Concerning César
The Politics of Grief
Half of Los Angeles seems to be named after him. Avenida César Chávez, the César Chávez Administration Building, César E. Chávez Department of Chicana and Chicano Studies. When the allegations of Chávez’s decades of sexual abuse of young men and girls went public, attention immediately turned to the fate of these places—understandable given that these largely bureaucratic questions are far easier to stomach than the gut-wrenching fall from grace of perhaps the most famous Mexican American ever.
I know that I should not be surprised. Pedophiles have infiltrated every corner of society, have slithered to the top of every ladder. The Epstein files don’t discriminate between Republicans and Democratics, or even Marxists. It is entirely possible to tell the history of this country as a story of men and their misdeeds, their devastating shortcomings. And still, I’ve been on the verge of tears most of the day.

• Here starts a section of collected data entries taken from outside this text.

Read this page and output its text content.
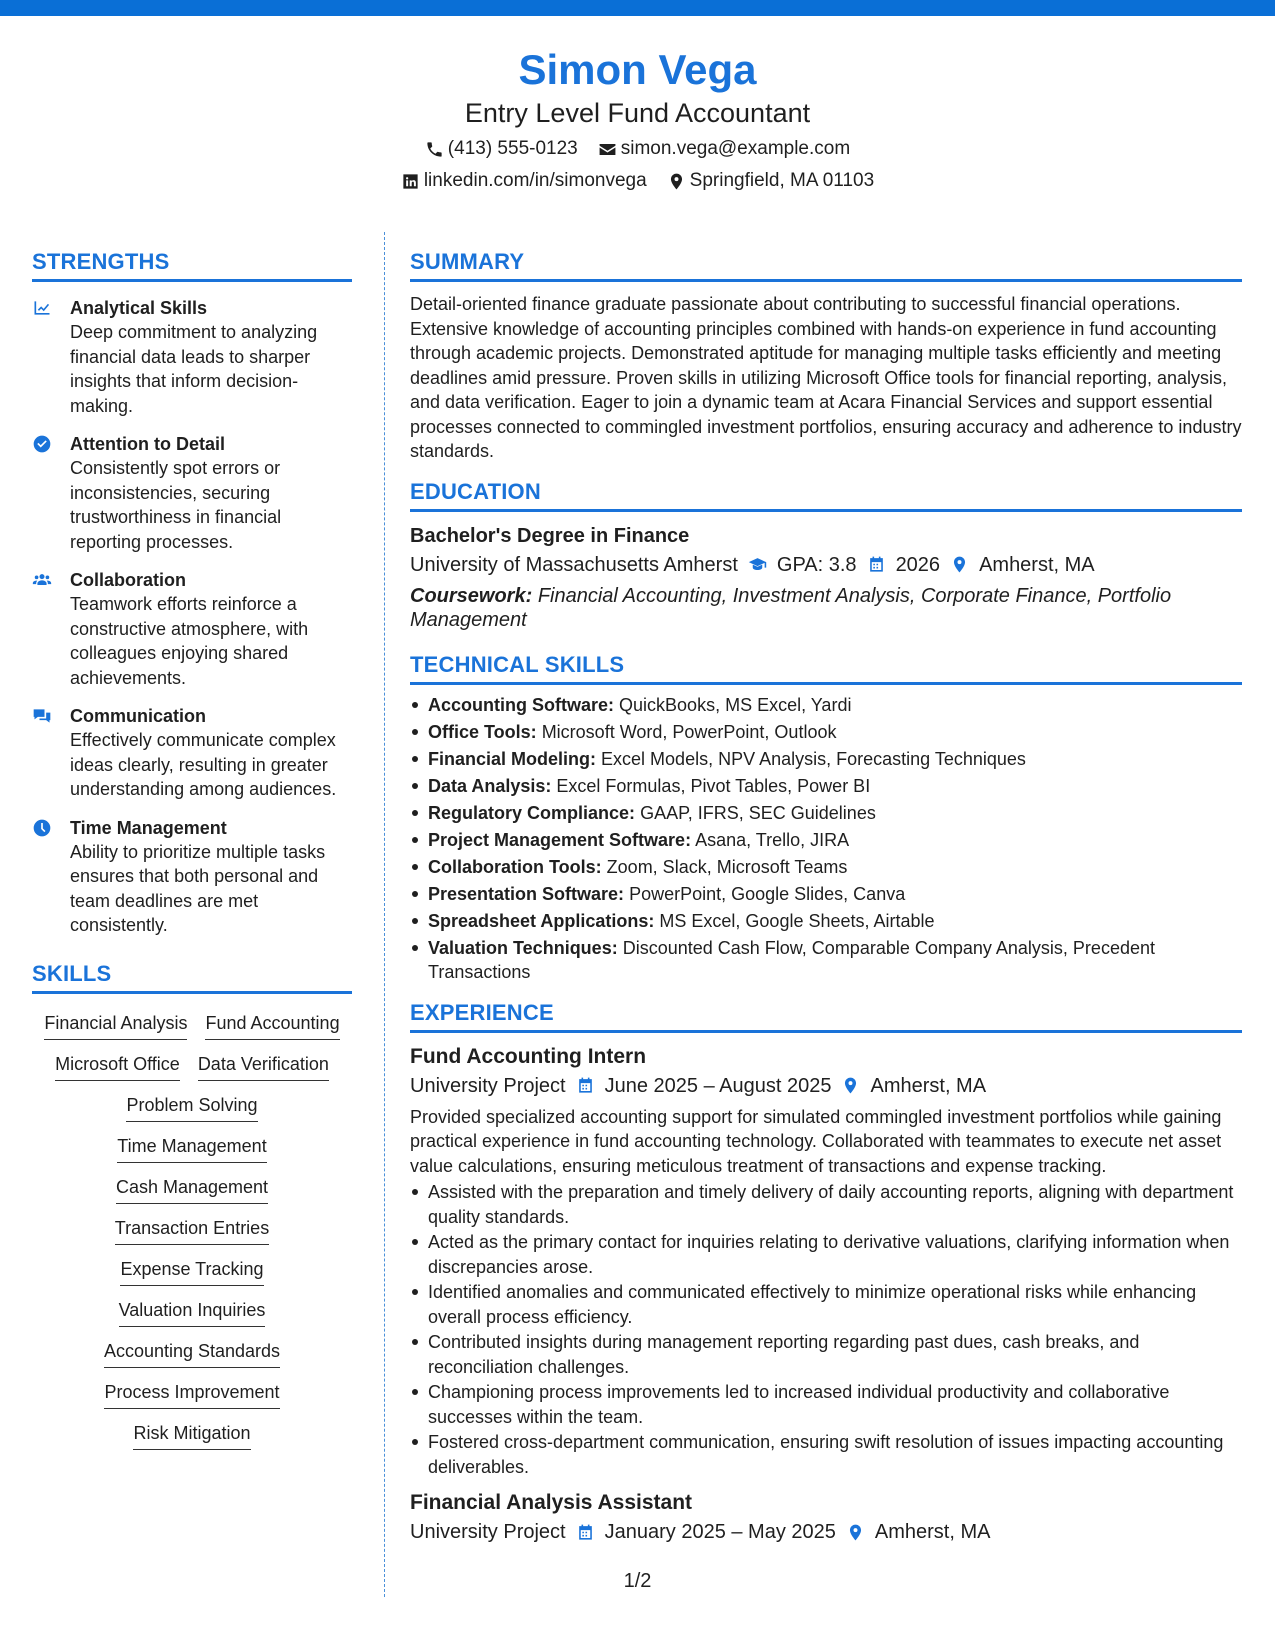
Simon Vega
Entry Level Fund Accountant
(413) 555-0123 simon.vega@example.com
linkedin.com/in/simonvega Springfield, MA 01103
STRENGTHS
Analytical Skills
Deep commitment to analyzing financial data leads to sharper insights that inform decision-making.
Attention to Detail
Consistently spot errors or inconsistencies, securing trustworthiness in financial reporting processes.
Collaboration
Teamwork efforts reinforce a constructive atmosphere, with colleagues enjoying shared achievements.
Communication
Effectively communicate complex ideas clearly, resulting in greater understanding among audiences.
Time Management
Ability to prioritize multiple tasks ensures that both personal and team deadlines are met consistently.
SKILLS
Financial Analysis Fund Accounting
Microsoft Office Data Verification
Problem Solving
Time Management
Cash Management
Transaction Entries
Expense Tracking
Valuation Inquiries
Accounting Standards
Process Improvement
Risk Mitigation
SUMMARY
Detail-oriented finance graduate passionate about contributing to successful financial operations. Extensive knowledge of accounting principles combined with hands-on experience in fund accounting through academic projects. Demonstrated aptitude for managing multiple tasks efficiently and meeting deadlines amid pressure. Proven skills in utilizing Microsoft Office tools for financial reporting, analysis, and data verification. Eager to join a dynamic team at Acara Financial Services and support essential processes connected to commingled investment portfolios, ensuring accuracy and adherence to industry standards.
EDUCATION
Bachelor's Degree in Finance
University of Massachusetts Amherst GPA: 3.8 2026 Amherst, MA
Coursework: Financial Accounting, Investment Analysis, Corporate Finance, Portfolio Management
TECHNICAL SKILLS
Accounting Software: QuickBooks, MS Excel, Yardi
Office Tools: Microsoft Word, PowerPoint, Outlook
Financial Modeling: Excel Models, NPV Analysis, Forecasting Techniques
Data Analysis: Excel Formulas, Pivot Tables, Power BI
Regulatory Compliance: GAAP, IFRS, SEC Guidelines
Project Management Software: Asana, Trello, JIRA
Collaboration Tools: Zoom, Slack, Microsoft Teams
Presentation Software: PowerPoint, Google Slides, Canva
Spreadsheet Applications: MS Excel, Google Sheets, Airtable
Valuation Techniques: Discounted Cash Flow, Comparable Company Analysis, Precedent Transactions
EXPERIENCE
Fund Accounting Intern
University Project June 2025 – August 2025 Amherst, MA
Provided specialized accounting support for simulated commingled investment portfolios while gaining practical experience in fund accounting technology. Collaborated with teammates to execute net asset value calculations, ensuring meticulous treatment of transactions and expense tracking.
Assisted with the preparation and timely delivery of daily accounting reports, aligning with department quality standards.
Acted as the primary contact for inquiries relating to derivative valuations, clarifying information when discrepancies arose.
Identified anomalies and communicated effectively to minimize operational risks while enhancing overall process efficiency.
Contributed insights during management reporting regarding past dues, cash breaks, and reconciliation challenges.
Championing process improvements led to increased individual productivity and collaborative successes within the team.
Fostered cross-department communication, ensuring swift resolution of issues impacting accounting deliverables.
Financial Analysis Assistant
University Project January 2025 – May 2025 Amherst, MA
1/2
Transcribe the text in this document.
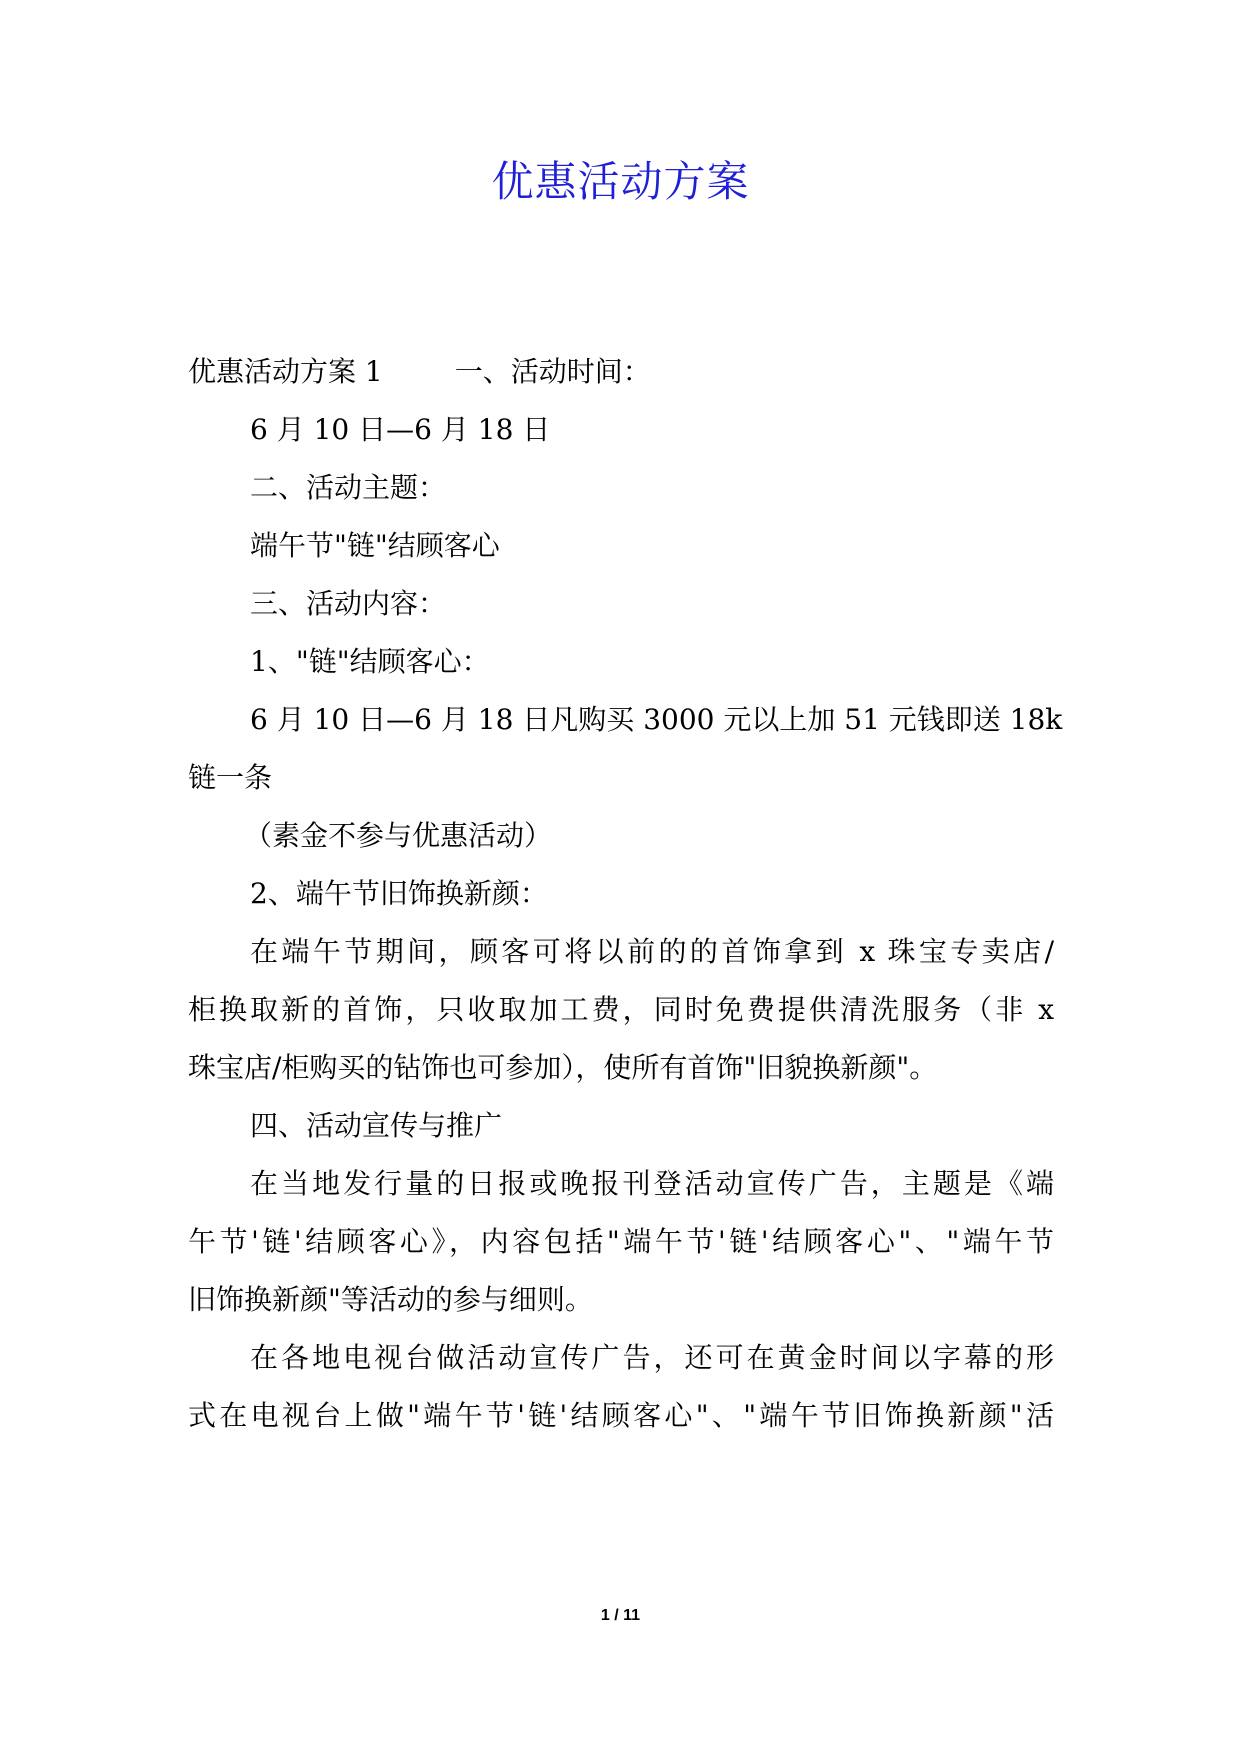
优惠活动方案
优惠活动方案 1	一、活动时间：
6 月 10 日—6 月 18 日
二、活动主题：
端午节"链"结顾客心
三、活动内容：
1、"链"结顾客心：
6 月 10 日—6 月 18 日凡购买 3000 元以上加 51 元钱即送 18k
链一条
（素金不参与优惠活动）
2、端午节旧饰换新颜：
在端午节期间，顾客可将以前的的首饰拿到 x 珠宝专卖店/
柜换取新的首饰，只收取加工费，同时免费提供清洗服务（非 x
珠宝店/柜购买的钻饰也可参加），使所有首饰"旧貌换新颜"。
四、活动宣传与推广
在当地发行量的日报或晚报刊登活动宣传广告，主题是《端
午节'链'结顾客心》，内容包括"端午节'链'结顾客心"、"端午节
旧饰换新颜"等活动的参与细则。
在各地电视台做活动宣传广告，还可在黄金时间以字幕的形
式在电视台上做"端午节'链'结顾客心"、"端午节旧饰换新颜"活
1 / 11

The theme of the week seems to be women treating men much better than they deserve to be treated, whether Susan Abulhawa’s gracious response to Zohran Mamdani’s parroting of Zionist talking points or Dolores Huerta’s beautiful statement on the Chávez debacle. Huerta describes how she kept a secret for 60 years because “building the movement and securing farmworker rights was my life’s work… and I wasn’t going to let César or anyone else get in the way.”
The reversal of the common narrative of the United Farm Workers (UFW) here is dizzying. Far from being the prophetic leader, Huerta describes Chávez as a liability—obstacle, not ally. Huerta’s commitment to their collective project was so intense that she was willing to endure not one but two assaults from Chávez, both of which produced children she birthed covertly and placed with families ignorant of the circumstances of their creation.
This is what humbles me most. The only thing more difficult for me to imagine than surviving this level of humiliation is to believe in something enough to make to this level of sacrifice possible. Ultimately, the point of Huerta’s deafening silence is that the world for which we fight is larger and more important than any one of us. It is unsurprising, then, that many early suggestions for Chávez’s namesakes seek just to reattribute them to the UFW in general, or even Huerta herself (as the union’s co-founder, she has at least as much claim to it as Chávez).
But what frightens me most are efforts like those of Texas Governor Greg Abbott to use Chávez’s fall from grace to erase the gains of the Chicano movement altogether. If we are to pull a lesson from this moment—as we must—it is that we should find ways to communicate that do not repeat tired and inaccurate tales of heroes and their triumphs. It has always been us, even and especially when this “us” overflows with anguish and grief. “Dolores,” after all, means “pains.”